俺が観察していたのに気が付いたのか、ヒスが恥ずかしがりながら話しかけてくる。

 いやちょっと待て。これがババア?

 信じられん。これも能力の一環だと言うのか。

「どうなのよ。そこのところ」

 誘惑する様にして俺のベッドへ腰を掛ける。

 ひぃ。と声を出してしまい、少し、いや大分距離を取る。

「なによ、失礼じゃない。ほら、今夜はホットなナイトを過ごしましょう」

 ヒスは俺との距離を詰め、抱きつく様にしてガッチリと俺を拘束する。

 俺はナインハーズに助けを求めるべく、そちらを向く。

 しかしナインハーズはさっきと打って変わって面白がっていた。

 くそこの野郎ナインハーズ・ライムネスめ。

 お前はいつも俺に憎まれる事しかしないよな。そして毎回の様にこれを晴らすことが出来ない。

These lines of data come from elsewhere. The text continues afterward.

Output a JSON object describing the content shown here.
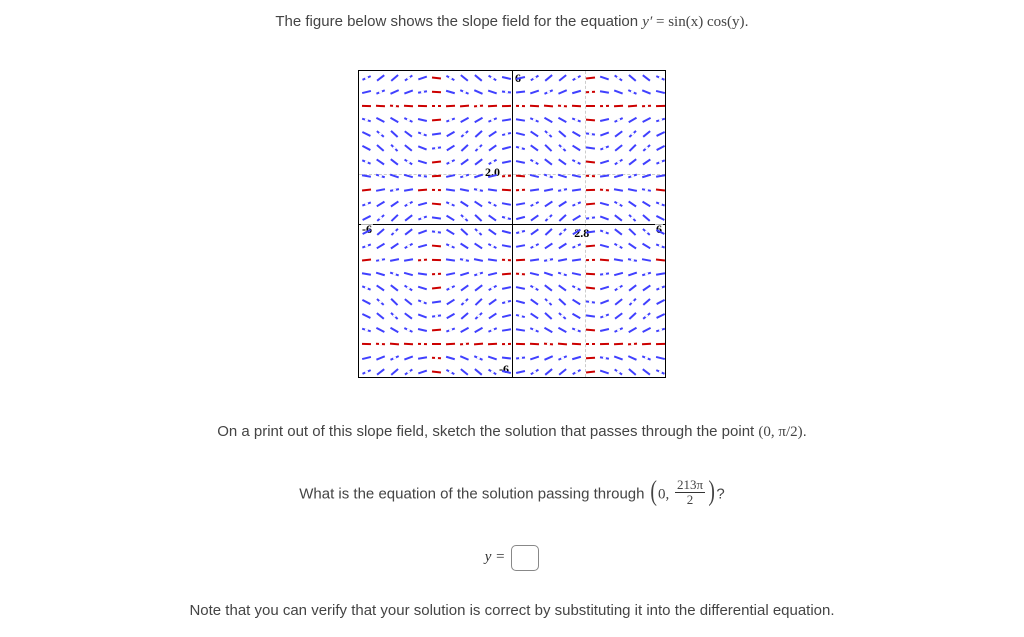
{
  "intro_text_prefix": "The figure below shows the slope field for the equation ",
  "equation_lhs": "y′",
  "equation_eq": " = ",
  "equation_rhs": "sin(x) cos(y)",
  "intro_text_suffix": ".",
  "sketch_instruction_prefix": "On a print out of this slope field, sketch the solution that passes through the point ",
  "sketch_point": "(0, π/2)",
  "sketch_instruction_suffix": ".",
  "question_prefix": "What is the equation of the solution passing through ",
  "question_point_zero": "0, ",
  "question_frac_num": "213π",
  "question_frac_den": "2",
  "question_suffix": "?",
  "answer_label": "y = ",
  "answer_value": "",
  "note_text": "Note that you can verify that your solution is correct by substituting it into the differential equation.",
  "chart_data": {
    "type": "slope_field",
    "equation": "y' = sin(x) * cos(y)",
    "xrange": [
      -6,
      6
    ],
    "yrange": [
      -6,
      6
    ],
    "xticks": [
      -6,
      2.8,
      6
    ],
    "yticks": [
      -6,
      2.0,
      6
    ],
    "grid_spacing_approx": 0.5,
    "axis_labels": {
      "top": "6",
      "bottom": "-6",
      "left": "-6",
      "right": "6",
      "y_interior": "2.0",
      "x_interior": "2.8"
    }
  }
}
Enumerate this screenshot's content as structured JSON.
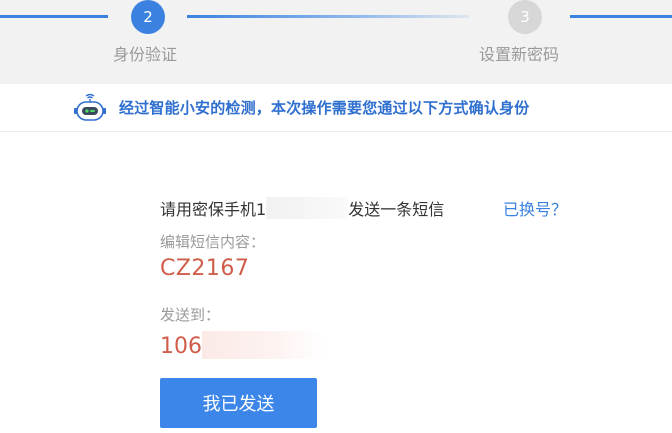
{
  "steps": [
    {
      "number": "2",
      "label": "身份验证",
      "state": "active"
    },
    {
      "number": "3",
      "label": "设置新密码",
      "state": "inactive"
    }
  ],
  "notice": {
    "icon": "robot-icon",
    "text": "经过智能小安的检测，本次操作需要您通过以下方式确认身份"
  },
  "instruction": {
    "prefix": "请用密保手机1",
    "suffix": "发送一条短信",
    "change_link": "已换号？"
  },
  "sms": {
    "edit_label": "编辑短信内容：",
    "code": "CZ2167",
    "send_to_label": "发送到：",
    "number_prefix": "106"
  },
  "action": {
    "send_button": "我已发送"
  },
  "colors": {
    "accent": "#3b82e0",
    "code_red": "#d05d4a",
    "muted_text": "#9a9a9a",
    "step_inactive": "#d7d7d7"
  }
}
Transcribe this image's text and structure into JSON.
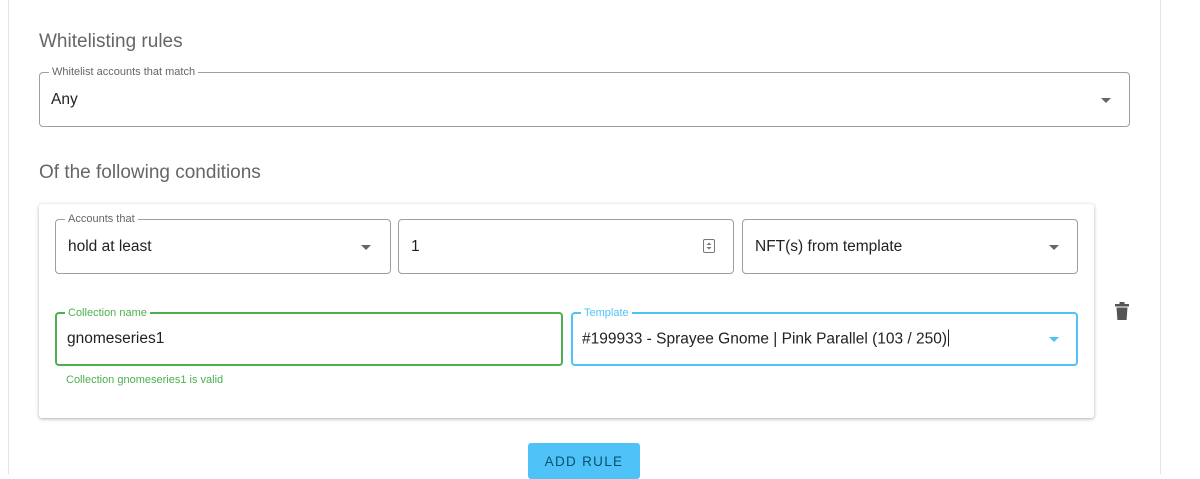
{
  "whitelisting": {
    "title": "Whitelisting rules",
    "match_field": {
      "label": "Whitelist accounts that match",
      "value": "Any"
    }
  },
  "conditions": {
    "title": "Of the following conditions",
    "rule": {
      "accounts_field": {
        "label": "Accounts that",
        "value": "hold at least"
      },
      "quantity_field": {
        "value": "1"
      },
      "type_field": {
        "value": "NFT(s) from template"
      },
      "collection_field": {
        "label": "Collection name",
        "value": "gnomeseries1",
        "helper": "Collection gnomeseries1 is valid"
      },
      "template_field": {
        "label": "Template",
        "value": "#199933 - Sprayee Gnome | Pink Parallel (103 / 250)"
      }
    }
  },
  "actions": {
    "add_rule_label": "ADD RULE"
  },
  "colors": {
    "valid": "#4caf50",
    "focus": "#4fc3f7",
    "button": "#4fc3f7"
  },
  "icons": {
    "quantity": "number-spin-icon",
    "delete": "trash-icon",
    "dropdown": "caret-down-icon"
  }
}
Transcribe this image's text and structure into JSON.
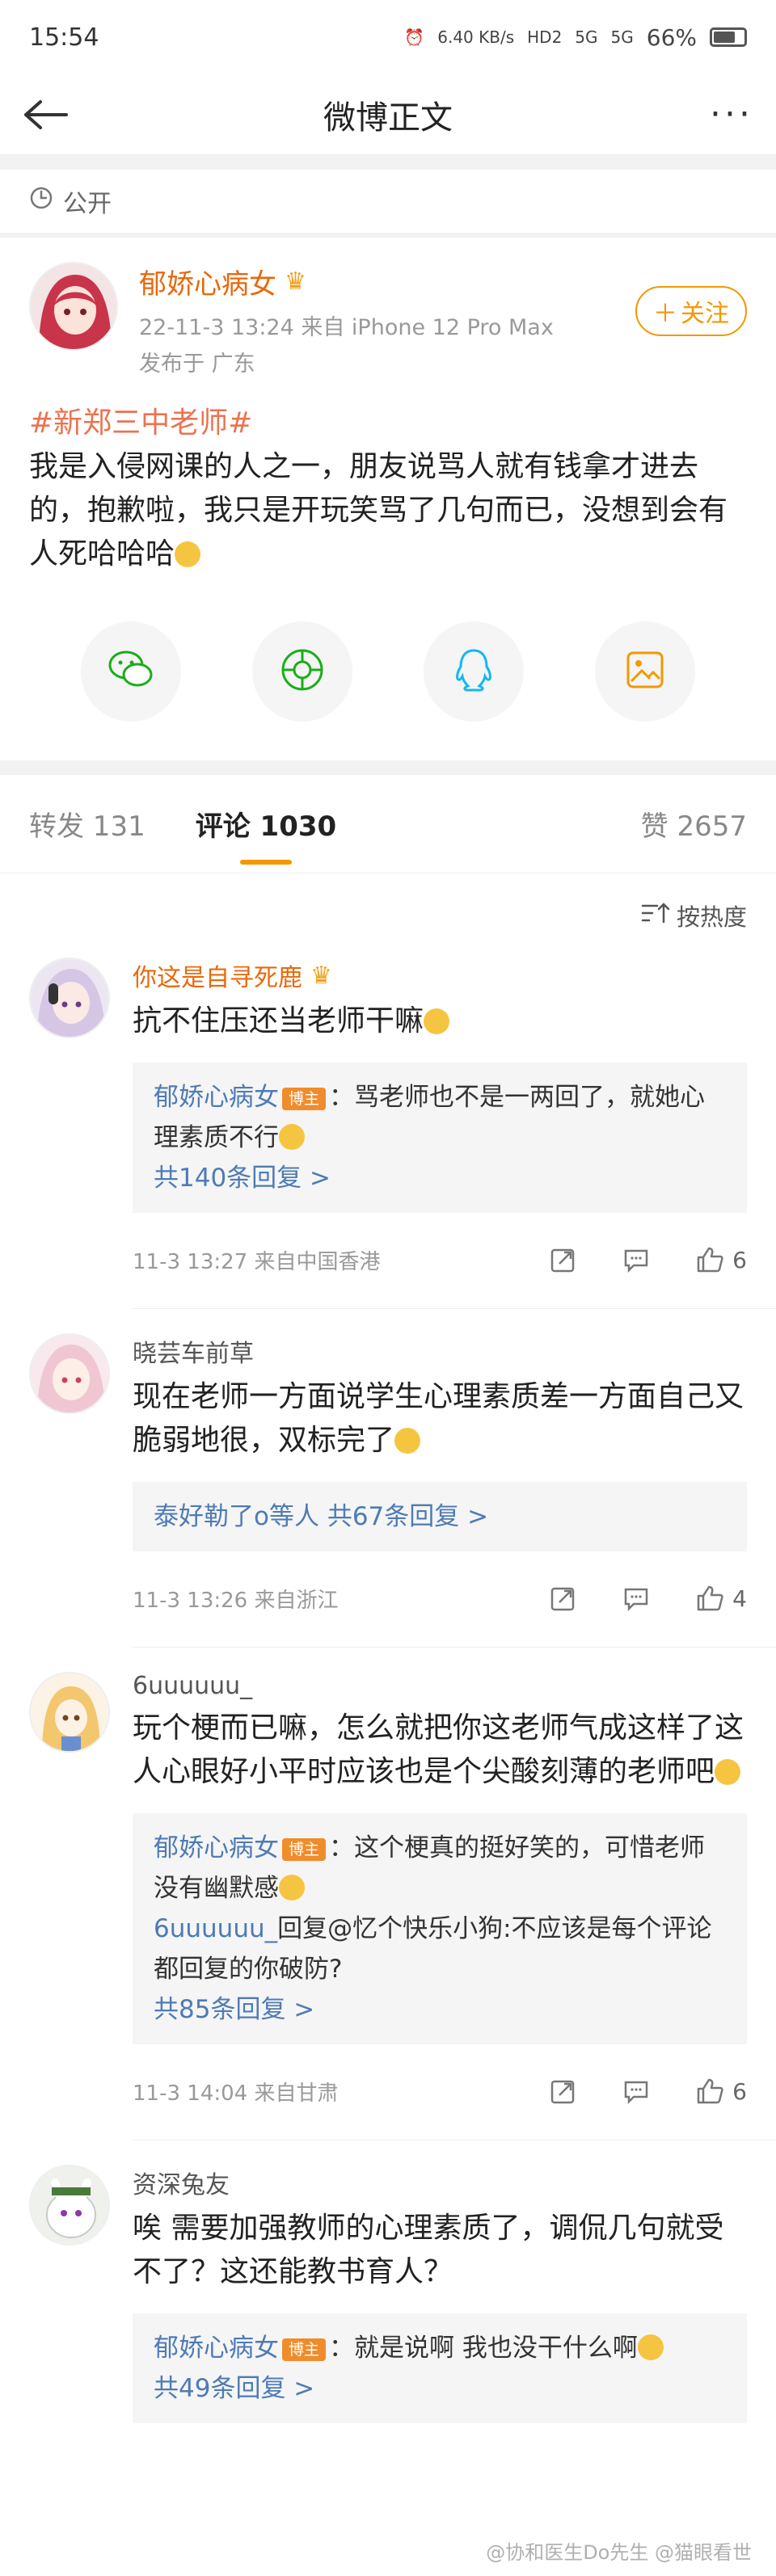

 抱きつかれることにより、いい匂いとババアという事実が合わさって頭がおかしくなりそうだ。

「ほら。ちゅー」

 まさかのキスを迫ってきた。

 これがババアじゃなければ最高なシチュなのにな。

「ああ。これきつ」

 段々と意識が遠のいていくのが分かる。

 俺は本日2度目の気絶をすることとなった。